With the American launch of Ford’s Transit Connect vehicle, the automaker will revolutionize the way small businesses and entrepreneurs deliver goods and services. But Ford Motor Company’s ambitions for this commercial van don’t end there. At the 2009 Chicago Auto Show, Ford announced that Transit Connect will be the first of Ford’s battery-electric vehicles (BEVs), with low-volume fleet models available in North America in 2010. This has implications far beyond the world of small business: It represents the first step in an aggressive plan to bring a wide variety of BEVs to the American market.
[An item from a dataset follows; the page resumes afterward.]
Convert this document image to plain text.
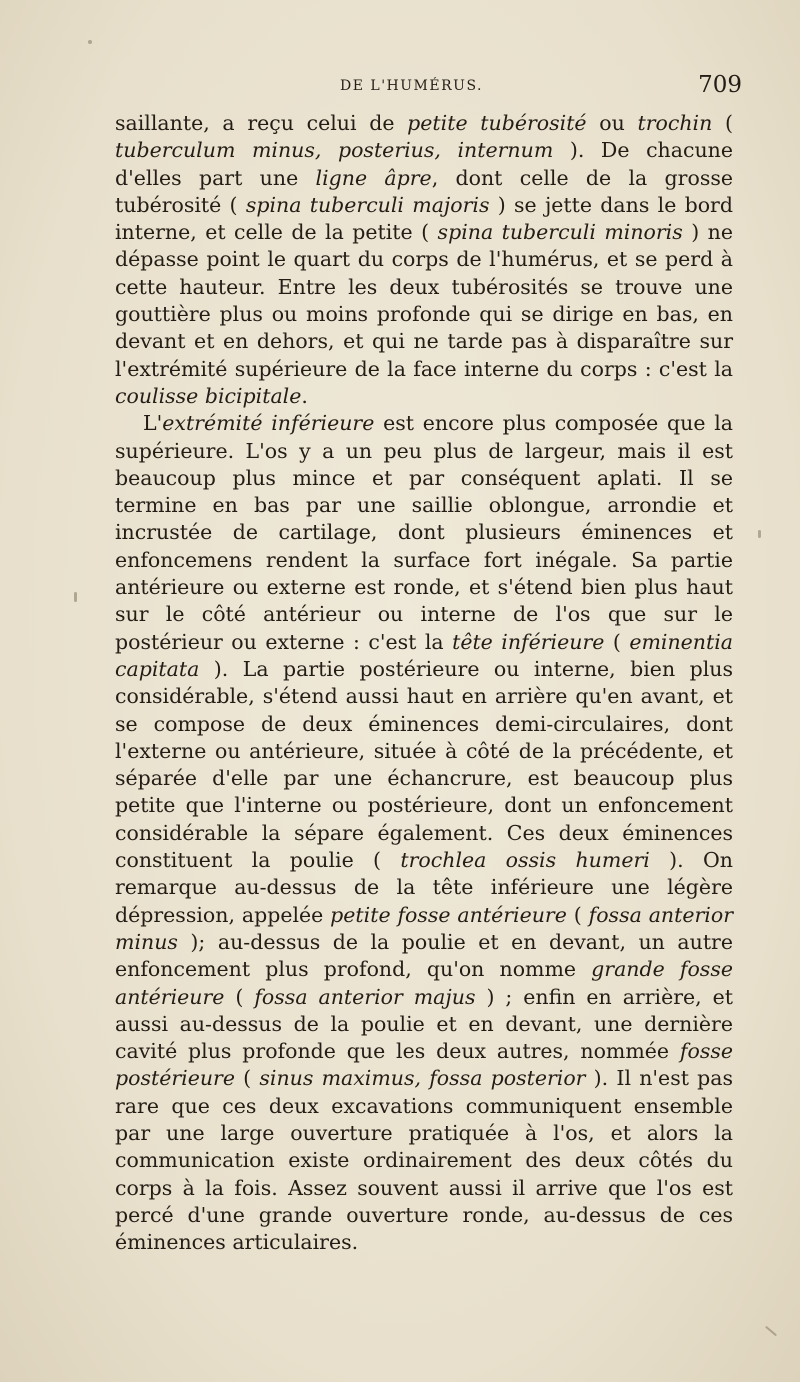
DE L'HUMÉRUS.	709

saillante, a reçu celui de petite tubérosité ou trochin ( tuberculum minus, posterius, internum ). De chacune d'elles part une ligne âpre, dont celle de la grosse tubérosité ( spina tuberculi majoris ) se jette dans le bord interne, et celle de la petite ( spina tuberculi minoris ) ne dépasse point le quart du corps de l'humérus, et se perd à cette hauteur. Entre les deux tubérosités se trouve une gouttière plus ou moins profonde qui se dirige en bas, en devant et en dehors, et qui ne tarde pas à disparaître sur l'extrémité supérieure de la face interne du corps : c'est la coulisse bicipitale.

L'extrémité inférieure est encore plus composée que la supérieure. L'os y a un peu plus de largeur, mais il est beaucoup plus mince et par conséquent aplati. Il se termine en bas par une saillie oblongue, arrondie et incrustée de cartilage, dont plusieurs éminences et enfoncemens rendent la surface fort inégale. Sa partie antérieure ou externe est ronde, et s'étend bien plus haut sur le côté antérieur ou interne de l'os que sur le postérieur ou externe : c'est la tête inférieure ( eminentia capitata ). La partie postérieure ou interne, bien plus considérable, s'étend aussi haut en arrière qu'en avant, et se compose de deux éminences demi-circulaires, dont l'externe ou antérieure, située à côté de la précédente, et séparée d'elle par une échancrure, est beaucoup plus petite que l'interne ou postérieure, dont un enfoncement considérable la sépare également. Ces deux éminences constituent la poulie ( trochlea ossis humeri ). On remarque au-dessus de la tête inférieure une légère dépression, appelée petite fosse antérieure ( fossa anterior minus ); au-dessus de la poulie et en devant, un autre enfoncement plus profond, qu'on nomme grande fosse antérieure ( fossa anterior majus ) ; enfin en arrière, et aussi au-dessus de la poulie et en devant, une dernière cavité plus profonde que les deux autres, nommée fosse postérieure ( sinus maximus, fossa posterior ). Il n'est pas rare que ces deux excavations communiquent ensemble par une large ouverture pratiquée à l'os, et alors la communication existe ordinairement des deux côtés du corps à la fois. Assez souvent aussi il arrive que l'os est percé d'une grande ouverture ronde, au-dessus de ces éminences articulaires.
The battery-electric Transit Connect is being produced in partnership with Smith Electric Vehicles, a unit of the Tanfield group — and an old hand at the electric car business. The company has been converting gas cars to electric power since 1920. Smith has already produced electric versions of the Transit Connect for the European market. Their expertise allows Ford to bring this American version to market quickly.
The Transit Connect is ideally suited to battery power: Commercial vehicles tend to ply predictable, short-range routes in cities and suburbs, with frequent stops. Electric power allows the Transit Connect to achieve 100 miles at a time. Combined with government incentives and gas savings, the Transit Connect BEV will bring even greater efficiency to small businesses.
As for Ford’s electrification strategy, this is merely the first step: by 2011, Ford will bring a battery-electric small car to North America, followed by next-generation hybrid and plug-in hybrid vehicles in 2012.